As the shouts and jeers became punctured with sharp squeals of pain and hopping feet, Judith was able
to squeeze between Renie’s victims, who had been caught off guard by the unexpected jabs with the nail scissors. Mouthing apologies and stumbling awkwardly through the throng, Judith had broken into a sweat by the time she got to the road. Fortunately, the crowd was thinning out as two police vans came toward the entrance to Hollywood House.
“I can’t get up!” Renie cried, sounding miserable. “About a hundred people stepped on me! I’m a wreck!”
Judith gave her cousin a hand and helped her get to her feet. “You do look pretty ghastly,” she said, taking in Renie’s disheveled hair, which sported a couple of candy wrappers, a cigarette butt, and an unopened condom. “Let’s see if we can move our stolen police car.”
The sedan was right where they’d left it, but it wasn’t empty. Judith spotted two figures in the front seat.
“Oh my God!” she exclaimed. “Someone else is trying to steal it!”
“No!” Renie gasped. “What’s this world coming to?”
Wiping perspiration from her forehead, Judith moved purposefully through the gaggle of onlookers, some of whom had lost their steam as the police vans came to a stop nearby. Reaching the car, she looked inside and saw Alpin MacRae in the passenger seat. Recognizing Judith, he rolled down the window.
“I can explain…” Judith began, starting to sweat again.
“Of course,” MacRae said with a grim smile. “But not now. Thank God you were able to get here. We had to borrow bicycles from the village after we lost track of James Blackwell and heard about this mob. Would you like to get in?”
“Oh yes!” Judith was confused by MacRae’s reaction but needed sanctuary, not explanations. She opened the back door and practically fell into the seat. Renie scrambled in next to her.

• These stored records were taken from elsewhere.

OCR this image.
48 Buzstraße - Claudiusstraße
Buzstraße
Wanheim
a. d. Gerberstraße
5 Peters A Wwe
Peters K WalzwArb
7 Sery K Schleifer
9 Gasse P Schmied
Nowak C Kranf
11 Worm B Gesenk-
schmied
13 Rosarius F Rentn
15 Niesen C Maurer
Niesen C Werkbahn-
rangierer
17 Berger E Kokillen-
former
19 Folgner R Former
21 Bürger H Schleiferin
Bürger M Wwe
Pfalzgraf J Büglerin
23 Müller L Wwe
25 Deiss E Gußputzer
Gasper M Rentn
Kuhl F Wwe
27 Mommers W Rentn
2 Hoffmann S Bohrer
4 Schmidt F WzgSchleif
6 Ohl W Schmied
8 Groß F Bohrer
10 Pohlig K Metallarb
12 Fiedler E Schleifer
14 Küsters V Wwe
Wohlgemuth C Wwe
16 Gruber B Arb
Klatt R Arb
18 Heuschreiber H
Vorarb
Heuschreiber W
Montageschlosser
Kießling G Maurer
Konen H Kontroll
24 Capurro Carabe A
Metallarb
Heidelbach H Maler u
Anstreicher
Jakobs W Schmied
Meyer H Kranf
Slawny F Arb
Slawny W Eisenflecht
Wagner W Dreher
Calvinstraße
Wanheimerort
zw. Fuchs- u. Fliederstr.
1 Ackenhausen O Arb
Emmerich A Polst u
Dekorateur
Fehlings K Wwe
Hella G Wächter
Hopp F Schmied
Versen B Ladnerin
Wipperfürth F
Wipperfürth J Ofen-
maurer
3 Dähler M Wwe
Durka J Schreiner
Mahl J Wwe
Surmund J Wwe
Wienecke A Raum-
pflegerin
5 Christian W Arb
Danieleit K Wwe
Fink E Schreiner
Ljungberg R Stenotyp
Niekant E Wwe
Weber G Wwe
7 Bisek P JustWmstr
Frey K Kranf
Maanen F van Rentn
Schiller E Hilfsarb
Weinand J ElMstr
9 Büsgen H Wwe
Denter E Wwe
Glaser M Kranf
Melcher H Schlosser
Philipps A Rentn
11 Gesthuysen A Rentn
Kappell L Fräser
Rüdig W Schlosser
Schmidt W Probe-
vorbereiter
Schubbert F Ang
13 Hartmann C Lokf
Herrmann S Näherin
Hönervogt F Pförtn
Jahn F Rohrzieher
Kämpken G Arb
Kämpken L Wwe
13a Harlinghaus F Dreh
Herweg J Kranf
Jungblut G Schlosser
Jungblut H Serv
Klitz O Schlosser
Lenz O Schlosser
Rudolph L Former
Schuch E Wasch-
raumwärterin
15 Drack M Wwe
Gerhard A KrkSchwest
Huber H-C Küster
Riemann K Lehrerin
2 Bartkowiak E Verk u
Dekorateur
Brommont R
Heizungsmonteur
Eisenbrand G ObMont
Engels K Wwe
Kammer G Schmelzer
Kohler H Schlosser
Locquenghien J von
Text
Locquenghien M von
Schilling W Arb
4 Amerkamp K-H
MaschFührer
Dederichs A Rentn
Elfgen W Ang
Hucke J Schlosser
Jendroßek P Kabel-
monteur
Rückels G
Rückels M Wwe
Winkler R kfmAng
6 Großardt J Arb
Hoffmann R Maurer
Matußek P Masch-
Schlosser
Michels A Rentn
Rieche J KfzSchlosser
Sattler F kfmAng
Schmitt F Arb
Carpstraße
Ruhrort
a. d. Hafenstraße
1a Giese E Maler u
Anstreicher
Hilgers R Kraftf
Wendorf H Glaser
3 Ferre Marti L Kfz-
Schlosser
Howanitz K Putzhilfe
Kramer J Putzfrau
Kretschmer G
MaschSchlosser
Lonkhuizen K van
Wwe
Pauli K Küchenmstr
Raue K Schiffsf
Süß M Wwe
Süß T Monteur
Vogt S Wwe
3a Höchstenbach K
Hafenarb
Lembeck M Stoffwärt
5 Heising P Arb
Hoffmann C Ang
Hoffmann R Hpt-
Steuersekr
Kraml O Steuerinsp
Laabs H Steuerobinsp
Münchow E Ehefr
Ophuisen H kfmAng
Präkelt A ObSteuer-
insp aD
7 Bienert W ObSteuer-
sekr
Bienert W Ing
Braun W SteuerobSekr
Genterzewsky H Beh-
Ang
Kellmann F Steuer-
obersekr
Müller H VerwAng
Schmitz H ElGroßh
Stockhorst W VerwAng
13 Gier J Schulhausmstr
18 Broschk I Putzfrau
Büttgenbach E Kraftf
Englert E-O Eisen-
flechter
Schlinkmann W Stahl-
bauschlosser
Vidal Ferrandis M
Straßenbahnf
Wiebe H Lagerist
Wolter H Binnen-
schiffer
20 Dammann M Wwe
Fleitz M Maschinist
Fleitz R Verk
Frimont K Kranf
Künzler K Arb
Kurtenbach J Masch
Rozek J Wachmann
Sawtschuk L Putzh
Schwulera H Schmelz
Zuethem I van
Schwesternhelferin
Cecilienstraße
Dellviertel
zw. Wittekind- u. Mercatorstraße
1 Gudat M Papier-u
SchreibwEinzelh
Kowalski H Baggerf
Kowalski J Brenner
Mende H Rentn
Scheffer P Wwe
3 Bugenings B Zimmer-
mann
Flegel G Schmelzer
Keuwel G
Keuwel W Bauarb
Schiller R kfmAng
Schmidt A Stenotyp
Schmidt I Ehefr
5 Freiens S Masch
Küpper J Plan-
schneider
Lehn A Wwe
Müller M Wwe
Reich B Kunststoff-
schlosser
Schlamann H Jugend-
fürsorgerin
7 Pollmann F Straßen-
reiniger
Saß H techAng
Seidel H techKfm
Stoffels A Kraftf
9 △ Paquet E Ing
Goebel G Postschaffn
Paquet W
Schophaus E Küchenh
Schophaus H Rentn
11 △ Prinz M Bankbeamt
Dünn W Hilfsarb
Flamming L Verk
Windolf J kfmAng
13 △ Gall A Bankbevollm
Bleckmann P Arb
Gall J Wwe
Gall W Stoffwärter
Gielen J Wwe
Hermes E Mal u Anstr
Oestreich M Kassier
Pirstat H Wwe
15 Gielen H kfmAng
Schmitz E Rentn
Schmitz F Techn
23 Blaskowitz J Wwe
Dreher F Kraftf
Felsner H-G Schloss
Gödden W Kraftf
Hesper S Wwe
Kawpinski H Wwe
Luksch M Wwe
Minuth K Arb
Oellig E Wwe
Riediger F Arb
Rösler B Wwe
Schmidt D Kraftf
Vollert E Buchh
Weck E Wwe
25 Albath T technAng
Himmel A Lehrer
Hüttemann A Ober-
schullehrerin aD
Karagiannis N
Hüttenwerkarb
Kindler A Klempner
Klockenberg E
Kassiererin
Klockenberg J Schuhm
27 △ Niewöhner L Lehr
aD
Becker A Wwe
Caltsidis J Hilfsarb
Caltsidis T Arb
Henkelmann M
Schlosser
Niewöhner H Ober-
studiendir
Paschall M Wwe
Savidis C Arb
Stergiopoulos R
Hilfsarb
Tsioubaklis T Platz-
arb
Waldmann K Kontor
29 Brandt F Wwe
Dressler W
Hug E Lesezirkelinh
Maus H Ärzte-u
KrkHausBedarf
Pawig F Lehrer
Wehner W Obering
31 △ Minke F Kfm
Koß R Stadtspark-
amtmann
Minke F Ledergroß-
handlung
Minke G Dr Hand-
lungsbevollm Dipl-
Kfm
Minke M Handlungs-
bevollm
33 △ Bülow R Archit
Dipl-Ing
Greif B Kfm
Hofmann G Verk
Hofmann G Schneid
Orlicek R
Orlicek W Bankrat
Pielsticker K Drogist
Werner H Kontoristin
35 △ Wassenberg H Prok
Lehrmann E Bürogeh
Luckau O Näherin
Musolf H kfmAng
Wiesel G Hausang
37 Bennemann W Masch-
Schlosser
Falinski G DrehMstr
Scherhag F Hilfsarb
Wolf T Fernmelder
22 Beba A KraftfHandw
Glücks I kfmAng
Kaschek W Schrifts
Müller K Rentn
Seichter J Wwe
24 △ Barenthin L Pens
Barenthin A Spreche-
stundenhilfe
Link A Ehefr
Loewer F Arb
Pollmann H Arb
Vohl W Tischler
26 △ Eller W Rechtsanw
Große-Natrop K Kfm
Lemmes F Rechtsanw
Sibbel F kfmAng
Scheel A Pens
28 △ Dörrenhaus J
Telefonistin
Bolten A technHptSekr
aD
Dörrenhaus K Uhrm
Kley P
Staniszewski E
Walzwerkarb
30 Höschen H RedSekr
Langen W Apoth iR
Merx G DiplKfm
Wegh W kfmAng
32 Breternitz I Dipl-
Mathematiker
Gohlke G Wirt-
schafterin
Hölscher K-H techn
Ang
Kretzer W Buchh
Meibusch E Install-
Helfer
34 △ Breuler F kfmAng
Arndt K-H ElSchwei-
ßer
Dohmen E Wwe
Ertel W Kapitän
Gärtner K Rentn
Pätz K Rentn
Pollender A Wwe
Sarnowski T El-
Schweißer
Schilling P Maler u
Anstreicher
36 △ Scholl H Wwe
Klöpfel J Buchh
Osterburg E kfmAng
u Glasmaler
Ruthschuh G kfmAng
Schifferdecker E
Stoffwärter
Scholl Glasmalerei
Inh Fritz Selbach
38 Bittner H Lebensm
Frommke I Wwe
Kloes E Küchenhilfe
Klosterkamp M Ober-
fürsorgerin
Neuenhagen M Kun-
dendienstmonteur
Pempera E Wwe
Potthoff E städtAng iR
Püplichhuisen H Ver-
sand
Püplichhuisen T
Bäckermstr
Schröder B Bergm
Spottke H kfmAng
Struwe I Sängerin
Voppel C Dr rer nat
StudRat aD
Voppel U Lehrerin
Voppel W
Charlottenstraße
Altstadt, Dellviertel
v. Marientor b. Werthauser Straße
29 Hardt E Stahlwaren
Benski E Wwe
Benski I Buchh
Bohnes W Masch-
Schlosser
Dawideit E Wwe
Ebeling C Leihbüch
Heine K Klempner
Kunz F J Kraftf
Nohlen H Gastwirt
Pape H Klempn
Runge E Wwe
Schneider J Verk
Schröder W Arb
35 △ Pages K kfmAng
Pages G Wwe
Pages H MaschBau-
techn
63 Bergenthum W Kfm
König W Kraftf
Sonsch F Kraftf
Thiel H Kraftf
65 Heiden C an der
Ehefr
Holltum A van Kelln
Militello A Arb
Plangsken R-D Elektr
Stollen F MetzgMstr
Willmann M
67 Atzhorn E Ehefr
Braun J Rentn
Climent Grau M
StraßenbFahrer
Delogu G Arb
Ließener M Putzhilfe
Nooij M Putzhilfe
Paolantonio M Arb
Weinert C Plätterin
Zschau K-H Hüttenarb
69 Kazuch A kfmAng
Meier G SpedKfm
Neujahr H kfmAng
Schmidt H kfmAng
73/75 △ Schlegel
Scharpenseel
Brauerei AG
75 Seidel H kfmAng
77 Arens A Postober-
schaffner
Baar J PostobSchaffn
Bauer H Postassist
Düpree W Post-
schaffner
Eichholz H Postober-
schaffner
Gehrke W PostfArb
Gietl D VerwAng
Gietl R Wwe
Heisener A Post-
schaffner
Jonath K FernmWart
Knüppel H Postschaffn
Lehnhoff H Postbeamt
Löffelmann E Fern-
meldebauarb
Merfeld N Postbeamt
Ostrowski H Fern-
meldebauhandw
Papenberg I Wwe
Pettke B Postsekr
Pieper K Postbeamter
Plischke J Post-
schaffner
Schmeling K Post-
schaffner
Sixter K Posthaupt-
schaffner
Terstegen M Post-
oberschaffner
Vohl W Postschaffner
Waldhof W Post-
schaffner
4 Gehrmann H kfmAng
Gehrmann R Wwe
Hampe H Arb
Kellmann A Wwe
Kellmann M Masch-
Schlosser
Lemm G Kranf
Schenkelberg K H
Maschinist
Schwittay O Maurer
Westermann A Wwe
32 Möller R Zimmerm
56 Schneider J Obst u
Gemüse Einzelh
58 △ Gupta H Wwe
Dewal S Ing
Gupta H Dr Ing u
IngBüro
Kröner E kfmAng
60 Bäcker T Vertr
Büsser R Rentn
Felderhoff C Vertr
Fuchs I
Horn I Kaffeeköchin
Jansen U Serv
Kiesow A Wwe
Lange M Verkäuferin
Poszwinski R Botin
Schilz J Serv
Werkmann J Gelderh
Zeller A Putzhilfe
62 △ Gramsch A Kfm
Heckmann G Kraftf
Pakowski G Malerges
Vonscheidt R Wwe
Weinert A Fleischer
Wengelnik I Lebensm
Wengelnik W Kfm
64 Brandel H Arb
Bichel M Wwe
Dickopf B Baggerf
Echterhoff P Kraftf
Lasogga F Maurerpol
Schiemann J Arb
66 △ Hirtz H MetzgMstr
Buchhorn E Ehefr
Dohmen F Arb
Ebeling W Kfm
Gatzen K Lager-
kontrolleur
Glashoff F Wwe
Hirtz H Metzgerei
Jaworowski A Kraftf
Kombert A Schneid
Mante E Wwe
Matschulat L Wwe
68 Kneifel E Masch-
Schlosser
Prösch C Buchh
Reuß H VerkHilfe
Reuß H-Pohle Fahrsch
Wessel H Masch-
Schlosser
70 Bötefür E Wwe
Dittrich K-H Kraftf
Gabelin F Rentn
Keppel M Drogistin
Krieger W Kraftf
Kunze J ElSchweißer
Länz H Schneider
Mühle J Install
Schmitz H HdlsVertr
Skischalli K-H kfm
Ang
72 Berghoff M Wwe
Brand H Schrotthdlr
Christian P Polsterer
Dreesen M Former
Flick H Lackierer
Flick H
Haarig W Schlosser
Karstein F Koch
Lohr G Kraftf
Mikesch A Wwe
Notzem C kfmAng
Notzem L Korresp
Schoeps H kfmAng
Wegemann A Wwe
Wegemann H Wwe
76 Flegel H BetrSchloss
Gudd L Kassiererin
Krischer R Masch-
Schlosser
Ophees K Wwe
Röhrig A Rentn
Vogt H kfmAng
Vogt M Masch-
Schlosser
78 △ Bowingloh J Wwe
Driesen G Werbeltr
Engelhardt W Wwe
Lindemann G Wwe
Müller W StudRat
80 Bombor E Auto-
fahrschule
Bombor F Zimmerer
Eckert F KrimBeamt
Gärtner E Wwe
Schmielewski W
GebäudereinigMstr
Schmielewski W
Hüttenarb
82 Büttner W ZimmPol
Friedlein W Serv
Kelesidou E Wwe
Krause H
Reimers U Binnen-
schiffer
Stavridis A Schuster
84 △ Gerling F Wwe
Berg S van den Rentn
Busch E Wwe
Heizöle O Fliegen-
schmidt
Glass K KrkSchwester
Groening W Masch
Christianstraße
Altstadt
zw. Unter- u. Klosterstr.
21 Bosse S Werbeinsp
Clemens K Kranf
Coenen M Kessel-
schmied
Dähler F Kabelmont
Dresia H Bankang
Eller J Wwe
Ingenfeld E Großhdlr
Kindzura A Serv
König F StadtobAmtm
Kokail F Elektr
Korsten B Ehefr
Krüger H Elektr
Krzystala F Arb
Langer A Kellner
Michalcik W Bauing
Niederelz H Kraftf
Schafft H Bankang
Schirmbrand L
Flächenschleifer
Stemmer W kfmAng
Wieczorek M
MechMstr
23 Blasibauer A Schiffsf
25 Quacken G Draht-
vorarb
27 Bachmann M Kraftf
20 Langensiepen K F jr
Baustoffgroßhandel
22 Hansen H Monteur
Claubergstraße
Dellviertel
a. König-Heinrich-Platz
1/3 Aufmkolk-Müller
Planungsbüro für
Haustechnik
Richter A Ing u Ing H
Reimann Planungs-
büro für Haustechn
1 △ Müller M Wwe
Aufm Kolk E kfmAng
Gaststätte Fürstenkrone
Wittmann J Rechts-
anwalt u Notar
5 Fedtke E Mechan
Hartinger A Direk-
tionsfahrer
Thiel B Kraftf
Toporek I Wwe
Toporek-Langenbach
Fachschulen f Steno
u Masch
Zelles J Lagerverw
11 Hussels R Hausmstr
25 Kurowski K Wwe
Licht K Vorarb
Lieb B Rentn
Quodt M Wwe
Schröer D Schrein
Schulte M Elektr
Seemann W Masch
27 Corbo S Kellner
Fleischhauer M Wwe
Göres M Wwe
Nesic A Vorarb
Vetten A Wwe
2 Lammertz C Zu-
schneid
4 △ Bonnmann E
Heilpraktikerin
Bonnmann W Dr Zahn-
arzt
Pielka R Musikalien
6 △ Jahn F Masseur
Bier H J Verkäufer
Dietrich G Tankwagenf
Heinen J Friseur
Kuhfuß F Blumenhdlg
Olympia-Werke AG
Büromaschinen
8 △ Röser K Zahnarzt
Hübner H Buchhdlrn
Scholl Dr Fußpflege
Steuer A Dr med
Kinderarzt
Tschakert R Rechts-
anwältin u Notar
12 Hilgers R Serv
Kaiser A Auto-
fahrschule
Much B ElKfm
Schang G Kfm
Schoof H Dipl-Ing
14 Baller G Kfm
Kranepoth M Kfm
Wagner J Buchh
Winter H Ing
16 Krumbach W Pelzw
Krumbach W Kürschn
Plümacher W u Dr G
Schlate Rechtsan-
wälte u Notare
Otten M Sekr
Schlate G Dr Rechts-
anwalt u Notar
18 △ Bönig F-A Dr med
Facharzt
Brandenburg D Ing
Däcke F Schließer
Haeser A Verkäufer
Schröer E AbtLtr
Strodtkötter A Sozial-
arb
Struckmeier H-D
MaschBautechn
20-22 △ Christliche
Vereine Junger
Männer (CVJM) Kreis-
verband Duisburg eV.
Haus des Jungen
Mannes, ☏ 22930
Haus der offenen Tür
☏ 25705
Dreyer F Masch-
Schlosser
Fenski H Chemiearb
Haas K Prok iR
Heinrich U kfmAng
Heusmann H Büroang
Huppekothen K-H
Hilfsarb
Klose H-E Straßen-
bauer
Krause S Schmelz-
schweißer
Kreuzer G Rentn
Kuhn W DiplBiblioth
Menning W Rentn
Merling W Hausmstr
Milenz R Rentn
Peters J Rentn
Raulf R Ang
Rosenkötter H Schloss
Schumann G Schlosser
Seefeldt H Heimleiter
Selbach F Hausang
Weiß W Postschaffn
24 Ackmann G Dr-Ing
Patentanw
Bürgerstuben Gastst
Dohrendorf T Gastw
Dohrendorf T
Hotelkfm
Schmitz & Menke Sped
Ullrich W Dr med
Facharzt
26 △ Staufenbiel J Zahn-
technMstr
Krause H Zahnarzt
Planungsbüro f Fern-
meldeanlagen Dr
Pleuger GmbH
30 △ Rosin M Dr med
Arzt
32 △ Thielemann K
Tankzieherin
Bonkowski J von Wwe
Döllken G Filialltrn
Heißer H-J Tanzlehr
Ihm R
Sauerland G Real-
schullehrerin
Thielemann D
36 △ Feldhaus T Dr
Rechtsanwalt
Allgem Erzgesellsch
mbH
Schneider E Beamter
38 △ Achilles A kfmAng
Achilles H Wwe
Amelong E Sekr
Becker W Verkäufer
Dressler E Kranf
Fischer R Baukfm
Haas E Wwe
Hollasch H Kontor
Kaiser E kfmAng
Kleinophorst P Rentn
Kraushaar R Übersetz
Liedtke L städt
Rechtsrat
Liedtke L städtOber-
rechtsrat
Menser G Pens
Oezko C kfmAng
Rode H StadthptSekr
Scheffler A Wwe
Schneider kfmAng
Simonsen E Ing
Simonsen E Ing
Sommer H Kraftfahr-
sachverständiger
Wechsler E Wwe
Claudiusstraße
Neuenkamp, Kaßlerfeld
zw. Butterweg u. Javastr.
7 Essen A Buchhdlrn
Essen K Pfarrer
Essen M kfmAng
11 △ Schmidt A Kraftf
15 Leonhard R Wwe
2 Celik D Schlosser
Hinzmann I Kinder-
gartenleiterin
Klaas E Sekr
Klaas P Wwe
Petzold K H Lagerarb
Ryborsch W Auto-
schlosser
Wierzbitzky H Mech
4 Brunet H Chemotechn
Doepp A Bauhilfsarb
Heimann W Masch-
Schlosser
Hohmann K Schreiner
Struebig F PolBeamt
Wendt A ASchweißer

“Are you all right?” MacRae asked after swiftly surveying the cousins.
“Yes, yes,” Judith replied.
“Speak for yourself,” Renie muttered, raking the detritus from her hair. “I’ve scraped my hands and knees. I’ll have bruises all over…”
Her words were drowned out by a loudspeaker ordering the crowd to disperse.
“Inverness sent a riot squad,” MacRae said. “This is an amazing turn of events, like a rock concert or a football game on a smaller scale.”
“I never saw the like,” Ogilvie asserted, “except at a Dundee United match against Heart of Midlothian. Hearts is bloody vicious.”
MacRae gave his subordinate a faintly patronizing glance. “Aye, lad, but this melee is a wee bit different. I don’t like it. I gather Jocko Morton has been stirring up the local folk.”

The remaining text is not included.